When would be the best time to move my fish, now or in the spring?

Is it possible to put a type of fish other than goldfish into my 10 gallon after I have moved my goldfish out? Would this stress the fish?

What types of freshwater fish are best suited for a 10 gallon (looking for fish that are fairly easy to take care of and are fun to watch, and won't grow out of the tank  )? 

Thanks, if I can think of any more questions I will post them.


----------



## fishboy (Feb 26, 2005)

well i'd add the fish in spring(strangly we're in the exact same situation exept that i'm going to build my new pond). And i wouldn't buy a new goldfish for the 10 gallon but i'd get 10 or 12 white cloud mountian minnows they're small, cool, and easy


----------



## fish_doc (Jan 31, 2005)

Since your pond already has fish it late spring would be best. After the winter when the ice melts it takes awhile for the pond to warm up and get good oxygen levels back into the pond again after the fish have been hibernating. 

As far as the ten gallon. There are many freshwater fish you could put in there. You could go for male guppies if you want color and flash in the tail and no fry. A school of neons or cardnials if you like those kinds of colors but they are hard to keep in some areas. Glowlight tetras are a cool addition to small tanks. or even rummy nose tetras are a unique fish that is easy to keep.


----------



## bpswim90 (Oct 30, 2005)

Thanks for the tips fishboy and fish_doc! I think of all the suggestions, I will go with guppies because they seem to be fairly easy and I like how colorful they are. 

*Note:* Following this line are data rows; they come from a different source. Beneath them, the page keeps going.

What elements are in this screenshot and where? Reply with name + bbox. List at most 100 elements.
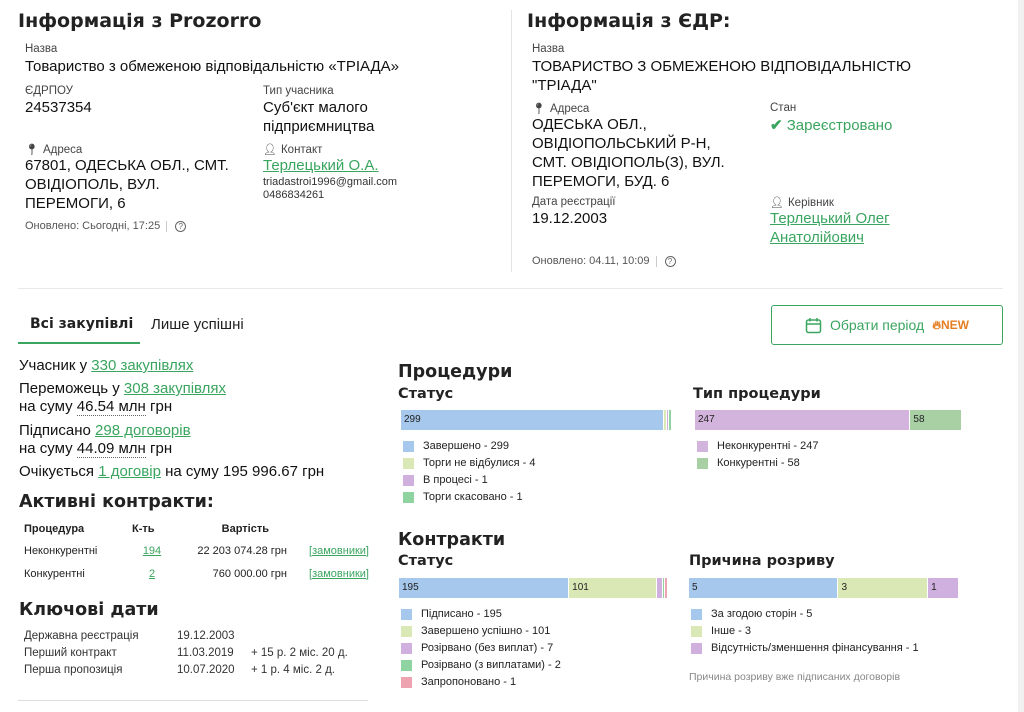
bar-segment[interactable]: 101 — [569, 578, 657, 598]
legend-item[interactable]: Конкурентні - 58 — [697, 456, 800, 470]
head-label-row: 👤︎ Керівник — [770, 197, 834, 209]
key-date-value: 10.07.2020 — [177, 664, 235, 676]
legend-procedure-status: Завершено - 299 Торги не відбулися - 4 В п… — [401, 439, 661, 519]
contact-name-link[interactable]: Терлецький О.А. — [263, 157, 379, 174]
expected-link[interactable]: 1 договір — [98, 463, 161, 480]
legend-label: Торги не відбулися - 4 — [423, 457, 536, 469]
customers-link[interactable]: [замовники] — [309, 544, 369, 557]
participant-type-line2: підприємництва — [263, 118, 375, 135]
contact-label-row: 👤︎ Контакт — [263, 144, 323, 156]
fire-icon: 🔥︎ — [932, 317, 942, 332]
row-value: 22 203 074.28 грн — [197, 544, 287, 557]
legend-label: Запропоновано - 1 — [421, 676, 517, 688]
key-date-value: 19.12.2003 — [177, 630, 235, 642]
legend-item[interactable]: Неконкурентні - 247 — [697, 439, 819, 453]
bar-segment[interactable]: 3 — [838, 578, 928, 598]
legend-item[interactable]: Відсутність/зменшення фінансування - 1 — [691, 641, 919, 655]
legend-item[interactable]: Підписано - 195 — [401, 607, 502, 621]
chart-procedure-status: 299 — [401, 410, 672, 430]
select-period-button[interactable]: Обрати період 🔥︎NEW — [771, 305, 1003, 345]
bar-segment[interactable]: 195 — [399, 578, 569, 598]
contracts-title: Контракти — [398, 530, 506, 550]
row-count-link[interactable]: 2 — [148, 567, 156, 580]
edr-address-line2: ОВІДІОПОЛЬСЬКИЙ Р-Н, — [532, 135, 711, 152]
participant-type-line1: Суб'єкт малого — [263, 99, 368, 116]
tab-successful-only[interactable]: Лише успішні — [151, 316, 244, 333]
column-divider — [511, 10, 512, 272]
legend-item[interactable]: Інше - 3 — [691, 624, 751, 638]
col-count: К-ть — [132, 523, 155, 535]
legend-swatch — [691, 625, 702, 637]
legend-swatch — [401, 676, 412, 688]
expected-stat: Очікується 1 договір на суму 195 996.67 … — [19, 463, 325, 480]
check-icon: ✔ — [770, 117, 783, 134]
termination-reason-note: Причина розриву вже підписаних договорів — [689, 671, 901, 683]
legend-label: Розірвано (без виплат) - 7 — [421, 642, 554, 654]
customers-link[interactable]: [замовники] — [309, 567, 369, 580]
legend-label: Інше - 3 — [711, 625, 751, 637]
bar-segment[interactable] — [663, 578, 665, 598]
edr-address-label-row: 📍︎ Адреса — [532, 103, 590, 115]
bar-segment[interactable]: 299 — [401, 410, 663, 430]
section-divider — [18, 288, 1003, 289]
procedure-type-title: Тип процедури — [693, 386, 821, 402]
participant-stat: Учасник у 330 закупівлях — [19, 357, 194, 374]
bar-segment[interactable] — [665, 578, 668, 598]
row-count-link[interactable]: 194 — [142, 544, 162, 557]
procedures-title: Процедури — [398, 362, 513, 382]
procedures-status-title: Статус — [398, 386, 454, 402]
head-name-line1-link[interactable]: Терлецький Олег — [770, 210, 890, 227]
legend-item[interactable]: Торги не відбулися - 4 — [403, 456, 536, 470]
bar-segment[interactable]: 1 — [928, 578, 958, 598]
bottom-divider — [18, 700, 368, 701]
edr-title: Інформація з ЄДР: — [527, 10, 731, 32]
tab-all-procurements[interactable]: Всі закупівлі — [30, 316, 134, 332]
prozorro-updated-row: Оновлено: Сьогодні, 17:25? — [25, 220, 187, 232]
bar-segment[interactable] — [669, 410, 672, 430]
winner-sum: на суму 46.54 млн грн — [19, 398, 173, 416]
help-icon[interactable]: ? — [175, 220, 187, 232]
legend-item[interactable]: Завершено успішно - 101 — [401, 624, 550, 638]
winner-link[interactable]: 308 закупівлях — [123, 380, 227, 397]
legend-item[interactable]: За згодою сторін - 5 — [691, 607, 812, 621]
legend-item[interactable]: Завершено - 299 — [403, 439, 509, 453]
legend-label: Відсутність/зменшення фінансування - 1 — [711, 642, 919, 654]
chart-contract-status: 195 101 — [399, 578, 668, 598]
legend-item[interactable]: В процесі - 1 — [403, 473, 488, 487]
calendar-icon — [805, 317, 822, 333]
bar-segment[interactable]: 5 — [689, 578, 838, 598]
prozorro-address-label-row: 📍︎ Адреса — [25, 144, 83, 156]
head-name-line2-link[interactable]: Анатолійович — [770, 229, 864, 246]
prozorro-name: Товариство з обмеженою відповідальністю … — [25, 58, 400, 75]
legend-item[interactable]: Розірвано (без виплат) - 7 — [401, 641, 553, 655]
prozorro-address-line3: ПЕРЕМОГИ, 6 — [25, 195, 126, 212]
participant-link[interactable]: 330 закупівлях — [91, 357, 194, 374]
bar-segment[interactable]: 247 — [695, 410, 910, 430]
contact-phone: 0486834261 — [263, 189, 325, 201]
legend-item[interactable]: Розірвано (з виплатами) - 2 — [401, 658, 561, 672]
active-contracts-table: Процедура К-ть Вартість Неконкурентні 19… — [24, 519, 369, 585]
bar-segment[interactable] — [667, 410, 669, 430]
contact-email: triadastroi1996@gmail.com — [263, 176, 398, 188]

How many guppies do you think could live happily in a 10gal?


----------



## fish_doc (Jan 31, 2005)

If you go with just males you could probably get 8 and have them be pretty comfortable. If you get both male and female you could probably get 2 males and 5 females. Then you would be looking at either letting nature take care of the balance of numbers from there or be setting up another tank for babys before long. I just started another fry tank today for my guppies. That makes 5 guppy tanks now. 90 gallons total for guppies. LOL


----------